How is it that certain ideas get taken up and lead to policy changes? In this video, KERSTIN MARIA PAHL looks at how an increasing interest in human feelings at the end of the eighteenth century underpinned subsequent efforts to abolish child labor. Employing semantic, sociological, quantitative and qualitative tools to trace philosophical alongside technological developments, Pahl’s interdisciplinary approach provides us with new insight on the “age of sensibility”. Ongoing work will explore the darker side of the prioritization of feelings in relation to missionary expeditions and military practice.
DOI:
https://doi.org/10.21036/LTPUB101134

Researcher

Kerstin Maria Pahl is a researcher in the Centre for the History of Emotions at the Max Planck Institute for Human Development. Having completed her binational PhD in Art and Visual History at Humboldt University and King’s College London in 2018, Pahl has also worked at the Cultural Federation of the German States. Her research interests include the history of emotions, the history of knowledge and the culture of the Enlightenment.

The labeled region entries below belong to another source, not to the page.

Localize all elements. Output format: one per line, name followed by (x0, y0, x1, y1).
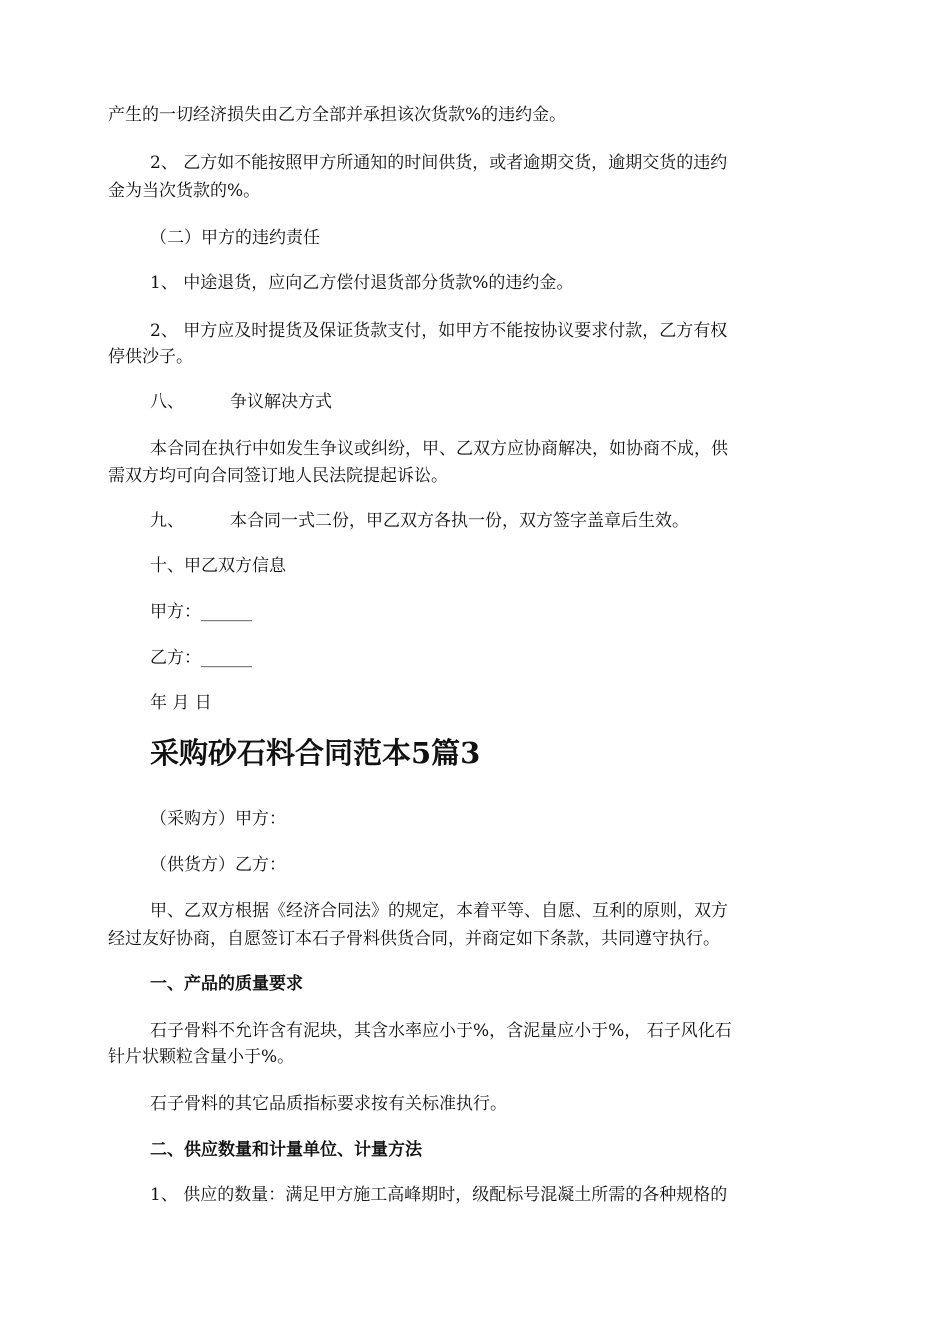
section-title: 争议解决方式 (230, 392, 332, 412)
section-heading-2: 二、供应数量和计量单位、计量方法 (150, 1140, 422, 1160)
section-heading-8 (150, 391, 843, 413)
section-number: 八、 (150, 392, 184, 412)
paragraph-line: 甲、乙双方根据《经济合同法》的规定，本着平等、自愿、互利的原则，双方 (150, 901, 728, 921)
paragraph-line: 需双方均可向合同签订地人民法院提起诉讼。 (108, 466, 448, 486)
paragraph-line: 本合同在执行中如发生争议或纠纷，甲、乙双方应协商解决，如协商不成，供 (150, 439, 728, 459)
document-title: 采购砂石料合同范本5篇3 (150, 736, 481, 770)
paragraph-line: 石子骨料的其它品质指标要求按有关标准执行。 (150, 1094, 507, 1114)
section-heading-10: 十、甲乙双方信息 (150, 556, 286, 576)
party-a-field: 甲方：______ (150, 602, 252, 622)
section-9 (150, 510, 843, 532)
section-heading-1: 一、产品的质量要求 (150, 974, 303, 994)
section-text: 本合同一式二份，甲乙双方各执一份，双方签字盖章后生效。 (230, 511, 689, 531)
paragraph-line: 针片状颗粒含量小于%。 (108, 1047, 295, 1067)
date-line: 年 月 日 (150, 693, 212, 713)
paragraph-line: 产生的一切经济损失由乙方全部并承担该次货款%的违约金。 (108, 105, 567, 125)
supplier-line: （供货方）乙方： (150, 855, 286, 875)
paragraph-line: 经过友好协商，自愿签订本石子骨料供货合同，并商定如下条款，共同遵守执行。 (108, 929, 720, 949)
section-number: 九、 (150, 511, 184, 531)
party-b-field: 乙方：______ (150, 648, 252, 668)
paragraph-line: 石子骨料不允许含有泥块，其含水率应小于%，含泥量应小于%， 石子风化石 (150, 1021, 732, 1041)
paragraph-line: 1、 中途退货，应向乙方偿付退货部分货款%的违约金。 (150, 273, 574, 293)
paragraph-line: 金为当次货款的%。 (108, 181, 261, 201)
paragraph-line: 1、 供应的数量：满足甲方施工高峰期时，级配标号混凝土所需的各种规格的 (150, 1185, 728, 1205)
paragraph-line: 2、 乙方如不能按照甲方所通知的时间供货，或者逾期交货，逾期交货的违约 (150, 153, 728, 173)
buyer-line: （采购方）甲方： (150, 809, 286, 829)
paragraph-line: 2、 甲方应及时提货及保证货款支付，如甲方不能按协议要求付款，乙方有权 (150, 321, 728, 341)
paragraph-line: 停供沙子。 (108, 347, 193, 367)
subsection-heading: （二）甲方的违约责任 (150, 228, 320, 248)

Pahl’s book, Visualizing Lives: Portraits and Biographies in England, c. 1680 to 1750, is scheduled for publication with Liverpool University Press in 2023.

Institution

Max Planck Institute for Human Development

The Max Planck Institute for Human Development is dedicated to the study of human development, education, and human-machine interaction. Researchers of various disciplines; including psychology, education, sociology, medicine, history, economics, computer science, and mathematics; work together on interdisciplinary projects at the Berlin Institute. The research questions they examine include how people make effective decisions even under time pressure and information overload, how the school as an institution affects students; development and learning processes, how the interaction between behaviour and brain function changes over a persons lifespan, how human emotions change in a historical context and how they have affected the course of history itself, as well as what social innovations and challenges digitalization brings with it.